La solitudine dei libberal primi (della classe)
Non si accorgono di aver consigliato a Renzi un’agenda molto poco machiavellica, il cui risultato finale è, oltre all’azzeramento del suo potere di coalizione, l’elezione di Letta nel Pd e il ritorno di Prodi, Bersani e D’Alema
A Giancarlo Loquenzi è sfuggita su Twitter, enciclopedia delle meraviglie, come non mi stanco di notare, un’espressione stupenda: chissà che quando. E io dico: chissà che quando gli sarà passata la sbornia allegra e depressiva, i libberal non si accorgano di aver consigliato a Renzi, trasformato in un eroe wagneriano (Rienzi) della resistenza al nibelungico Giuseppi o Bisconte, un’agenda molto poco machiavellica, il cui risultato finale è, oltre all’azzeramento del suo potere di coalizione, l’elezione di Letta nel Pd e il ritorno con fanfara, ConTe, di Prodi, Bersani e D’Alema. Intendiamoci, io sono lieto come noto del governo Draghi, “ripartire da Draghi”, no? che è cosa diversa perché eccezionale dal compito troppo ordinario di distruggere la maggioranza tra Leu il Pd e quei nibelunghi pericolosi dei Five Stars.
E sono anche contento che il nuovo segretario generale dell’ultimo partito costituzionale abbia deciso di allargare, costruire una tenda granda, reingurgitare un sacco di tipi da sballo, e alla lista ne mancano ancora, e la mia Bersanimania, tra l’altro, è suffragata dalle sparate del mio vecchio eroe errante nei talk-show anticontiani (ce l’avevate con lui perché fuori dal giro, ostrega).
Resto in certo senso renzianissimo, ché la terna con Berlusconi e Craxi dei riformatori socialpop è ancora inarrivabile, ma rigorosamente senza i renzianissimi, categoria del liberalesimo spinto e ultrariformista condannata alla ricerca di uno spazio così minimo, ma così minimo, che rasenta l’indefinitamente e infinitamente piccolo della matematica. La solitudine dei libberal primi (della classe) mi dispiace, spero dispiaccia anche a loro, così non ci ricascano. Dovessi spiegare questo linguaggio criptico, non sarei in difficoltà. Renzi è stato spinto a esagerare, che non è necessariamente un difetto corsaro, quando si sappia contenerlo e rovesciarlo in massima prudenza, e così esagerando, per la gioia dei piccoli indiani libberal, è finita come è finita, con gli applausi ignari del New York Times alla grande manovra machiavellica e il suono della Campanella all’incontrario che rimbomba nella testa dei suoi fan. Invece dei giornali di New York e della City, o dei loro succedanei gradassi e stylish, quando volete farvi un’opinione politica informata, cari amici, limitatevi al Fogliuzzo, che ce n’è abbastanza per sbagliare senza eccessi.

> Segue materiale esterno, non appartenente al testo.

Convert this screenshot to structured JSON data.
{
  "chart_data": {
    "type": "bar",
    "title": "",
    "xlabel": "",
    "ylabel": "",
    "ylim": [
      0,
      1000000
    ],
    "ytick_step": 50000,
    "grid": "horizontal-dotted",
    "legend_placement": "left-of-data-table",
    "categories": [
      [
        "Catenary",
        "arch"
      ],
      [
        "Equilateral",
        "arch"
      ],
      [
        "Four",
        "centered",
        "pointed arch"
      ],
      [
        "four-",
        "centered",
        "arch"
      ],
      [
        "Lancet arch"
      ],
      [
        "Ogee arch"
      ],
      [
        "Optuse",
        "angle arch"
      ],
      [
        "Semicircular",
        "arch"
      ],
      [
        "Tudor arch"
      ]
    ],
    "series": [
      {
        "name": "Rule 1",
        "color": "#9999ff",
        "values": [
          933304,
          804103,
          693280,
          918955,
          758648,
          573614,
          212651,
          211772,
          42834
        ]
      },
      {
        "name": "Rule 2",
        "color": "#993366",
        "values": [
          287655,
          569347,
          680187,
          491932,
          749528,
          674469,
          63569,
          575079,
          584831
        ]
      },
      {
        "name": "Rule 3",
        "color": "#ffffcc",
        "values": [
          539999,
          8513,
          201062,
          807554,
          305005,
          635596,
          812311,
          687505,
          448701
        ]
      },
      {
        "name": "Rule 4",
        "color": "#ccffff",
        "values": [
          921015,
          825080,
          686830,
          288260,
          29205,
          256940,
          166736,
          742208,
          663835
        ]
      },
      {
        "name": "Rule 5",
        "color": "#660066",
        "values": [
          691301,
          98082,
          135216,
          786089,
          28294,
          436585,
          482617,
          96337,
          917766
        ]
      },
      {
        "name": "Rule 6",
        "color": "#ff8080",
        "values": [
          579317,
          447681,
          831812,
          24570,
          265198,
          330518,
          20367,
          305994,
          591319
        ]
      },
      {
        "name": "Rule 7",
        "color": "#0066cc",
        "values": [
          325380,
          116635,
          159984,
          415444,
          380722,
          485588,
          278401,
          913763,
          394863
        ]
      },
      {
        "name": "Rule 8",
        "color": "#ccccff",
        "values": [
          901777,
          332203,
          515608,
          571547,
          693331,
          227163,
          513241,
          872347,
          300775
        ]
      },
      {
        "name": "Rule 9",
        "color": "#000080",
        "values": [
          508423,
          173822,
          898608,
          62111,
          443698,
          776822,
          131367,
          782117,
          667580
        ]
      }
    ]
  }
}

Detto questo, siccome le sbobbe politologiche sono tracimanti e non interessano alcuno, direi che lo schema vecchio Ulivo più Verdi&Verdastri può non essere malaccio. Letta, per di più, dice di aver imparato a Sciences Po una lezione di sinistra, le diseguaglianze da curare, il capitalismo da riformare, bettinianamente corretto, e quindi c’è da essere ottimisti. Il Pd può fare ancora qualcosa, ConTe e SenzaDiTe, per costruire o ricostruire un argine attivo e mobilitatore verso una destra illusionista, che in realtà non c’è più (Brunetta e Carfagna stanno più di qua che di là, l’Infiltrato sta di là ma con mille precauzioni, Meloni sta come sugli alberi le foglie, d’autunno, piena di voti virtuali ma scarsa di promesse realistiche). Sinistra e destra significano ormai poco, si sa, ma restano uno schema di gioco, come le fasce laterali nel calcio e i lanci in profondità, e sono comunque un modo di distinguere il mio gioco dal tuo gioco, i nostri comuni giochi politici che dopo la pandemia avranno bene il diritto di ricominciare.